【11月号⑤】「全力で野菜を作る楽しさ」 なおと

 お父さんから突然の発表があった。畑のチームが新しくなるというものだった。二〇二〇年九月二十五日、午後二時。Aチーム、Bチームと発表されていく中で、自分の中にある予感が芽生えていき、それは段々強くなっていった。Cチーム、リーダー、なおと。その言葉を聞いたとき、ああやっぱり。と思った。

 畑のチームリーダーをできる自信はなかった。自分は野菜の知識に乏しく、また様々な状況に対応できる柔軟さや、臨機応変なところに欠けているという思いがあったからだ。だから、これから一体どうしようと頭を抱えたくなるような心境だったのだ。

 そんな時、手を差し伸べてくれたのが、サブリーダーののりよちゃんとななほちゃんだった。二人は、それまでの自分の体験を元に、これから担当する野菜のことや、リーダーの仕事について詳しく教えてくれた。それは、知らない街で迷子になったような心細さを抱えていた私にとって何よりありがたいことだった。他のCチームメンバーもみんな優しく好意的な人たちで、次第に、これならなんとかなるかもという気持ちになっていった。苦手なことだけど、逆に言えば自分にとってそれはまたとないチャンスだから、精一杯やってみようという風に頭を切り替えることができたのだ。

 

 

 そんなこんなで、あれよあれよと畑を駆けずり回っているうちに、気づいたら一カ月経っていた。その間に、教習所でAT車の限定解除をしたりお父さんの誕生日会もあり、息つく間もなく、飛ぶように日が過ぎていった。私のなのはなライフ史上最上級にに忙しかったこの秋の日々であったが、ふと、そこに不思議とその大変さを楽しんでいる自分を発見した。あれ、俺、楽しいのか? そう自問自答せずにはいられなかった。

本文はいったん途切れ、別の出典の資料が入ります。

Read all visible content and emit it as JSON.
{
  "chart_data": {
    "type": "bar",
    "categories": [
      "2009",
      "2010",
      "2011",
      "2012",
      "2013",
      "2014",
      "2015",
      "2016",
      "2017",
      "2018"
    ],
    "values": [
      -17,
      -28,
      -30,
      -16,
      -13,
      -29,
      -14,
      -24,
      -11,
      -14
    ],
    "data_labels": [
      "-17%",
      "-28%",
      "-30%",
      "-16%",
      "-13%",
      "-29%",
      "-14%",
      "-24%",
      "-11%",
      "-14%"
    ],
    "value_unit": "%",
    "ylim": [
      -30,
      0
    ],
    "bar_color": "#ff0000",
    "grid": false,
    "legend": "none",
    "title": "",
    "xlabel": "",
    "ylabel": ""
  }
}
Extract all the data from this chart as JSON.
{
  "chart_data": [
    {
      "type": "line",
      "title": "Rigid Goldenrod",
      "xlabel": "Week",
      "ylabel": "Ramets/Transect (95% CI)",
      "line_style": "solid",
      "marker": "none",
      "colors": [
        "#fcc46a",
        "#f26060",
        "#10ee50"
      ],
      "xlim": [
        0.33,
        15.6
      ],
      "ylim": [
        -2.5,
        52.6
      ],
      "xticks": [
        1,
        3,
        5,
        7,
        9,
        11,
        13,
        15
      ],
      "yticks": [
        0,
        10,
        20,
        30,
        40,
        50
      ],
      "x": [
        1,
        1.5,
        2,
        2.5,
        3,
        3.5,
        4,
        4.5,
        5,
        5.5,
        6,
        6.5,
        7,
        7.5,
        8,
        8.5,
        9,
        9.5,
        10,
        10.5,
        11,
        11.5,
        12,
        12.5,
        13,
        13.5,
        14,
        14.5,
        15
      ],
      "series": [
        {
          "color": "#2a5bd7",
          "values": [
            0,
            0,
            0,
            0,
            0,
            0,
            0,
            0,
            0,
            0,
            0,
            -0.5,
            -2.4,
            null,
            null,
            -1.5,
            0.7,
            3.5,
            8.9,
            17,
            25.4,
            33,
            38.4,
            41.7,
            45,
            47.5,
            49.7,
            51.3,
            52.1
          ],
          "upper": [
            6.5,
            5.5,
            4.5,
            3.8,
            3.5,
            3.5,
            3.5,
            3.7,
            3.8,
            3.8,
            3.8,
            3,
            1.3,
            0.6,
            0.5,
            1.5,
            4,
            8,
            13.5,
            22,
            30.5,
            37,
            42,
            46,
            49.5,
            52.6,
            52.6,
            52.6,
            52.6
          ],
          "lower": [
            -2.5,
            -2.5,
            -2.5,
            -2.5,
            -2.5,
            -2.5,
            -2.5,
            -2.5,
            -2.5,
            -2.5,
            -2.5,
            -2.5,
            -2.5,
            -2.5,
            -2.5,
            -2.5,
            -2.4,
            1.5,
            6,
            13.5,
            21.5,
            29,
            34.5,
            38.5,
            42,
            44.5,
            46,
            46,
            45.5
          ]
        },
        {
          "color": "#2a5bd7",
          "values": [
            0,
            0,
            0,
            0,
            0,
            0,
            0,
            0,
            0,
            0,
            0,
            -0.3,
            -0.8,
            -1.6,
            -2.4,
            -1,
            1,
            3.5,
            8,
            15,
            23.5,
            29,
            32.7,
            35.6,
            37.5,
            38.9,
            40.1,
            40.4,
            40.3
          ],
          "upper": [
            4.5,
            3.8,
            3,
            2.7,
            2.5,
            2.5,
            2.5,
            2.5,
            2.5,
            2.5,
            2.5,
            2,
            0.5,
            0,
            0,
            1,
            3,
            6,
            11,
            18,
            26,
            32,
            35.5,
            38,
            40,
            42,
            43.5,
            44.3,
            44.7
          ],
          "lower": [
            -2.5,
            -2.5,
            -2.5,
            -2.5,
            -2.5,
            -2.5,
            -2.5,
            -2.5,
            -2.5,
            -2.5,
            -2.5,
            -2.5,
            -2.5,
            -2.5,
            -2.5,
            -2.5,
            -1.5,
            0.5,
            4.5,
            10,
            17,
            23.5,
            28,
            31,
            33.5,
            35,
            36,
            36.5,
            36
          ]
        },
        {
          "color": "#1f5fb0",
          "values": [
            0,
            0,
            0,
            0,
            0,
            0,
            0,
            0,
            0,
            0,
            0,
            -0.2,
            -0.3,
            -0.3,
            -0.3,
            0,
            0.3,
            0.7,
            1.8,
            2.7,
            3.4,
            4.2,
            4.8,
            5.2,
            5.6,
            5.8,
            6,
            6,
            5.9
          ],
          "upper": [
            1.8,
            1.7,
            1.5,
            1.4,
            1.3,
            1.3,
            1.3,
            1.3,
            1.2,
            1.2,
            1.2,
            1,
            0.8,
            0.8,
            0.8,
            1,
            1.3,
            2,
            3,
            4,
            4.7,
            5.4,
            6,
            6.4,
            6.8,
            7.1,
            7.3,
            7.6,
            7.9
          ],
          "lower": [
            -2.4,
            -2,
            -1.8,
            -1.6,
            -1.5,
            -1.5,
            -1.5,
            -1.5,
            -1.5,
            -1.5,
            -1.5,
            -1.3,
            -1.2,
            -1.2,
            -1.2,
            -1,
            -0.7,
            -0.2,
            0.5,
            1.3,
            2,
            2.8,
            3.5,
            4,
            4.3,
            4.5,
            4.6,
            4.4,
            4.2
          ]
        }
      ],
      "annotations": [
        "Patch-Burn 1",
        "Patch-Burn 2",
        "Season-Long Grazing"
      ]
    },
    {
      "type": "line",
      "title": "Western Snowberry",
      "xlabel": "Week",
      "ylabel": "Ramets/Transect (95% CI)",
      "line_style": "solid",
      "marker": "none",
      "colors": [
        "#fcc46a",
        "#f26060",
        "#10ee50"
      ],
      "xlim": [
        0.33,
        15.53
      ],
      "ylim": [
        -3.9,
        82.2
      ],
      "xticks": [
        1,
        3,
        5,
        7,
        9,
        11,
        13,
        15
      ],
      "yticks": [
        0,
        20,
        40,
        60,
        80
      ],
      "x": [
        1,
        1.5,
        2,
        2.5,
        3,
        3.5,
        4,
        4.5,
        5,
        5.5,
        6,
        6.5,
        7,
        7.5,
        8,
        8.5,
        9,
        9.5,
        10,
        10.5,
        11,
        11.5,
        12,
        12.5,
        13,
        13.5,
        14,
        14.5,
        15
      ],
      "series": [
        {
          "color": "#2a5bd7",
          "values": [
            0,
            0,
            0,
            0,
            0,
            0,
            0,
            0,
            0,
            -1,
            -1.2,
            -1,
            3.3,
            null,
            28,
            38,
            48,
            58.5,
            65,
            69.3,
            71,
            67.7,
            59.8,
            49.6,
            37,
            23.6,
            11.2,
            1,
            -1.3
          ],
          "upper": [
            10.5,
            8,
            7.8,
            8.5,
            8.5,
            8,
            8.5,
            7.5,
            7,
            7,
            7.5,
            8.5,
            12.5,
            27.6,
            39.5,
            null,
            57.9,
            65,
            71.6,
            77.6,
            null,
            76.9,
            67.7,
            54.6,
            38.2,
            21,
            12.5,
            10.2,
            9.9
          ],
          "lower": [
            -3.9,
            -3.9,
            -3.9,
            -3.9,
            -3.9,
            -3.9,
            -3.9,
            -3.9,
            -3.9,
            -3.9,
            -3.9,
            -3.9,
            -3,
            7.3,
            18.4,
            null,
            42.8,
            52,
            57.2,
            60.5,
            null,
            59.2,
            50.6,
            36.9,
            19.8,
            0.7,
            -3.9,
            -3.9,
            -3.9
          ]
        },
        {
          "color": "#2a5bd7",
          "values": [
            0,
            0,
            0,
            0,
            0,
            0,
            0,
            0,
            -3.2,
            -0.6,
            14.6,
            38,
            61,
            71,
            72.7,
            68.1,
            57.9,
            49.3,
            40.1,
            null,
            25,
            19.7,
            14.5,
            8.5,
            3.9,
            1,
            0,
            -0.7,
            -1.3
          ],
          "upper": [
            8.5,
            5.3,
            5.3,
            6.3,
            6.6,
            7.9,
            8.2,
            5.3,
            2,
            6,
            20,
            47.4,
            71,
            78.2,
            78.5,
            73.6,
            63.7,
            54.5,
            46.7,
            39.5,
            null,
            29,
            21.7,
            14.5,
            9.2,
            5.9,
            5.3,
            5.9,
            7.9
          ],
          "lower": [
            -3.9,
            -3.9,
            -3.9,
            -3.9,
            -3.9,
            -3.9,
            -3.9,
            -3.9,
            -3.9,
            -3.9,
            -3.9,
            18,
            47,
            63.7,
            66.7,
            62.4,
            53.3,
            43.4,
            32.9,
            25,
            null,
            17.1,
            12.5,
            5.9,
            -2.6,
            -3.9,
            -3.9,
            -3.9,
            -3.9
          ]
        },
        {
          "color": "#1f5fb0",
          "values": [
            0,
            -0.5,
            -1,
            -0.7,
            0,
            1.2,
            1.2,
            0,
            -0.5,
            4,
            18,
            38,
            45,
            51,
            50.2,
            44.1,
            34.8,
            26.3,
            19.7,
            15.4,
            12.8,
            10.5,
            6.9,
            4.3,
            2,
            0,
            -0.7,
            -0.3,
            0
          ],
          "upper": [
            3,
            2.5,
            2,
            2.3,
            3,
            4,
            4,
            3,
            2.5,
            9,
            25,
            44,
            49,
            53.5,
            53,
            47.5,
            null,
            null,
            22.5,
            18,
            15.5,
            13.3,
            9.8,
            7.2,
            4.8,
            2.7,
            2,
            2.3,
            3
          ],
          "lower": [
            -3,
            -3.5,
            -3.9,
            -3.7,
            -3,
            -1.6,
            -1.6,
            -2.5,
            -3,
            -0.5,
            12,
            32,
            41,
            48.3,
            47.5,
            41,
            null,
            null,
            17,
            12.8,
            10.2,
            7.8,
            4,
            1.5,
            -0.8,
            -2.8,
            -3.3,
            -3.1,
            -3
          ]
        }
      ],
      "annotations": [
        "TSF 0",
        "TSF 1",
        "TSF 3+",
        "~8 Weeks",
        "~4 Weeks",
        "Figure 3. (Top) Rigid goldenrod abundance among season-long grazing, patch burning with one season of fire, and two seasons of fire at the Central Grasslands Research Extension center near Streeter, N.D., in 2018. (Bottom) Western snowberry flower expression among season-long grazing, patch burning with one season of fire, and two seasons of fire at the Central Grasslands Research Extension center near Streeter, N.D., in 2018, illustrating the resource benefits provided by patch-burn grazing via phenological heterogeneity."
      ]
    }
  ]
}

 大変なことは、忙しいことは、嫌なことである。つまらないことである。
 考えてみれば、今の社会にはこのような考え方が蔓延しているのではないだろうか。

  仕事は、金のために嫌々やることで、自分の幸せは、余暇の趣味の中にある。買い物、コレクション、旅行、ゲーム、食事、酒、ギャンブル…そのためにたくさん稼ぎたい、欲しいものをいっぱい買いたい。楽しいことを何でもしたい。消費したい。仕事はそのための手段であり、その中に幸せはない。

 今までそんな価値観の中に知らずに自分はいたのだと、図らずも思い知らされることになった。

 

 

 一生懸命にやることは、楽しいことである。それが仕事であれスポーツであれ害虫潰しであれなんでも同じである。そして、そういう中で人と関わって生きていく中に、本当の満足や充実、幸せがあるのだと改めて気づくことができたように思う。

 まだまだ、畑のリーダーとしては頼りなく、みんなの力を借りてなんとかやっていけている状態だが、これからも良い野菜作りのため、力を尽くして頑張りたい。